The administration formally notified Congress on Friday of the proposed sale, which includes up to 60 anti-ship missiles and up to 100 air-to-air missiles.
Laura Rosenberger, senior White House director for China and Taiwan, said this is the largest arms sale to Taiwan to date under the Biden administration, and that they have been “in direct consultation and discussions with members of Congress and Taiwan.” about its defense needs in light of changing security conditions.”
“This package had been in the works for a while precisely because we expected it to be necessary as the PRC stepped up pressure on Taiwan,” she said, using the acronym for the People’s Republic of China. “It reflects the US government’s assessment of Taiwan’s defense needs and the threat the PRC poses to the country.”
Rosenberger noted that the proposed arms sales package “includes critical asymmetric defensive capabilities that are prioritized by Taiwan, including harpoon missiles in support of Taiwan’s coastal defenses; AIM-9X missiles to support Taiwan’s air defense and support the Taiwanese surveillance radar program at the heart of Taiwan’s C4ISR.”

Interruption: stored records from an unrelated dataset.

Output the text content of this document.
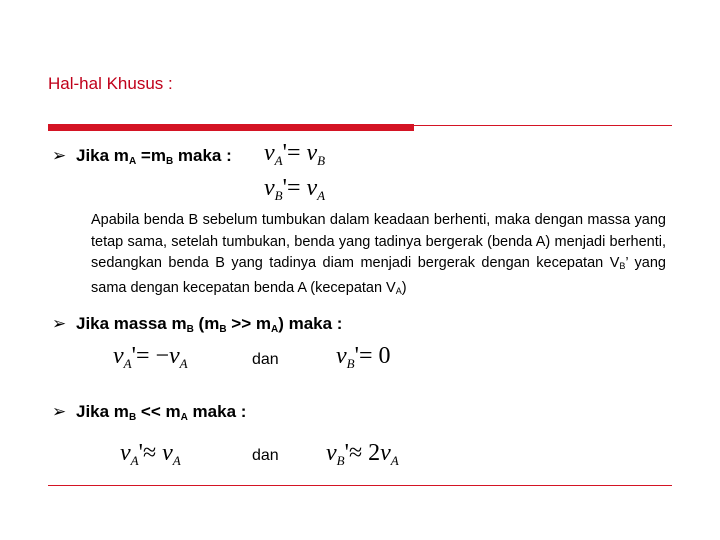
Hal-hal Khusus :
➢ Jika $m_A =m_B$ maka : $v_A'= v_B$
$v_B'= v_A$
Apabila benda B sebelum tumbukan dalam keadaan berhenti, maka dengan massa yang tetap sama, setelah tumbukan, benda yang tadinya bergerak (benda A) menjadi berhenti, sedangkan benda B yang tadinya diam menjadi bergerak dengan kecepatan $V_B$’ yang sama dengan kecepatan benda A (kecepatan $V_A$)
➢ Jika massa $m_B$ $(m_B >> m_A)$ maka :
$v_A'= -v_A$	dan $v_B'= 0$
➢ Jika $m_B << m_A$ maka :
$v_A'\approx v_A$	dan $v_B'\approx 2v_A$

“As the PRC continues to increase pressure on Taiwan – including through increased military air and maritime presence around Taiwan – and makes efforts to change the status quo in the Taiwan Strait, we are giving Taiwan what it needs to become itself. to enforce. defense capabilities,” she said in a statement to CNN.
A State Department spokesman said the sale was in line with United States policy toward Taiwan, pointing to the US’s long history of supplying defensive weapons to the island.

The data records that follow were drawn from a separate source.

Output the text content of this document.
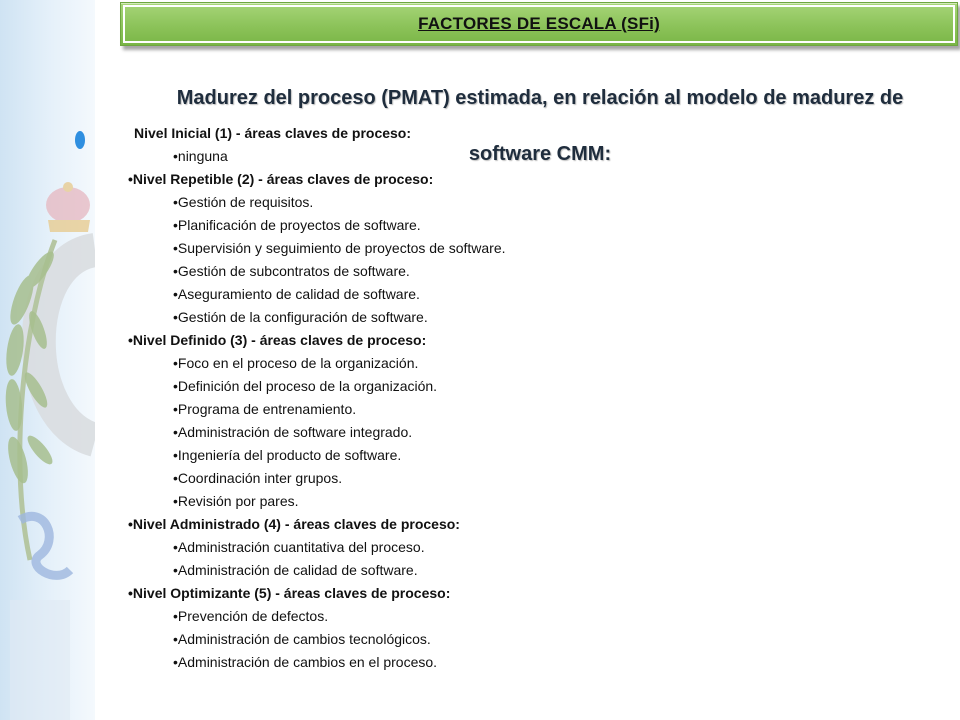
FACTORES DE ESCALA (SFi)
Madurez del proceso (PMAT) estimada, en relación al modelo de madurez de software CMM:
Nivel Inicial (1) - áreas claves de proceso:
•ninguna
•Nivel Repetible (2) - áreas claves de proceso:
•Gestión de requisitos.
•Planificación de proyectos de software.
•Supervisión y seguimiento de proyectos de software.
•Gestión de subcontratos de software.
•Aseguramiento de calidad de software.
•Gestión de la configuración de software.
•Nivel Definido (3) - áreas claves de proceso:
•Foco en el proceso de la organización.
•Definición del proceso de la organización.
•Programa de entrenamiento.
•Administración de software integrado.
•Ingeniería del producto de software.
•Coordinación inter grupos.
•Revisión por pares.
•Nivel Administrado (4) - áreas claves de proceso:
•Administración cuantitativa del proceso.
•Administración de calidad de software.
•Nivel Optimizante (5) - áreas claves de proceso:
•Prevención de defectos.
•Administración de cambios tecnológicos.
•Administración de cambios en el proceso.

The “prompt delivery” of such weapons, they said, “is essential to Taiwan’s security and we will continue to work with industry to support that goal.”
“In accordance with the Taiwan Relations Act, the United States is making available Taiwan’s defense items and services necessary to enable the country to maintain sufficient self-defense capability,” the spokesperson said, noting that “these proposed sales are routine matters for supporting Taiwan’s ongoing efforts to modernize its armed forces and maintain a credible defensive capability.”
“For four decades, America’s one-China policy has been guided by the Taiwan Relations Act, the three Joint Communiqués, and the Six Assurances,” they continued. “We urge Beijing to cease its military, diplomatic and economic pressure on Taiwan and instead engage in meaningful dialogue with Taiwan.”
“The United States will continue to support a peaceful solution to the problems in the Strait, consistent with the aspirations and interests of the people of Taiwan,” the spokesman said.
Tensions between China and the US ran high after President Nancy Pelosi’s visit to Taiwan in early August.
Earlier this week, two US Navy warships entered the Taiwan Strait in what was the first US naval passage in the waterway since US-China tensions flared during Pelosi’s visit.
This story was updated Thursday with additional information.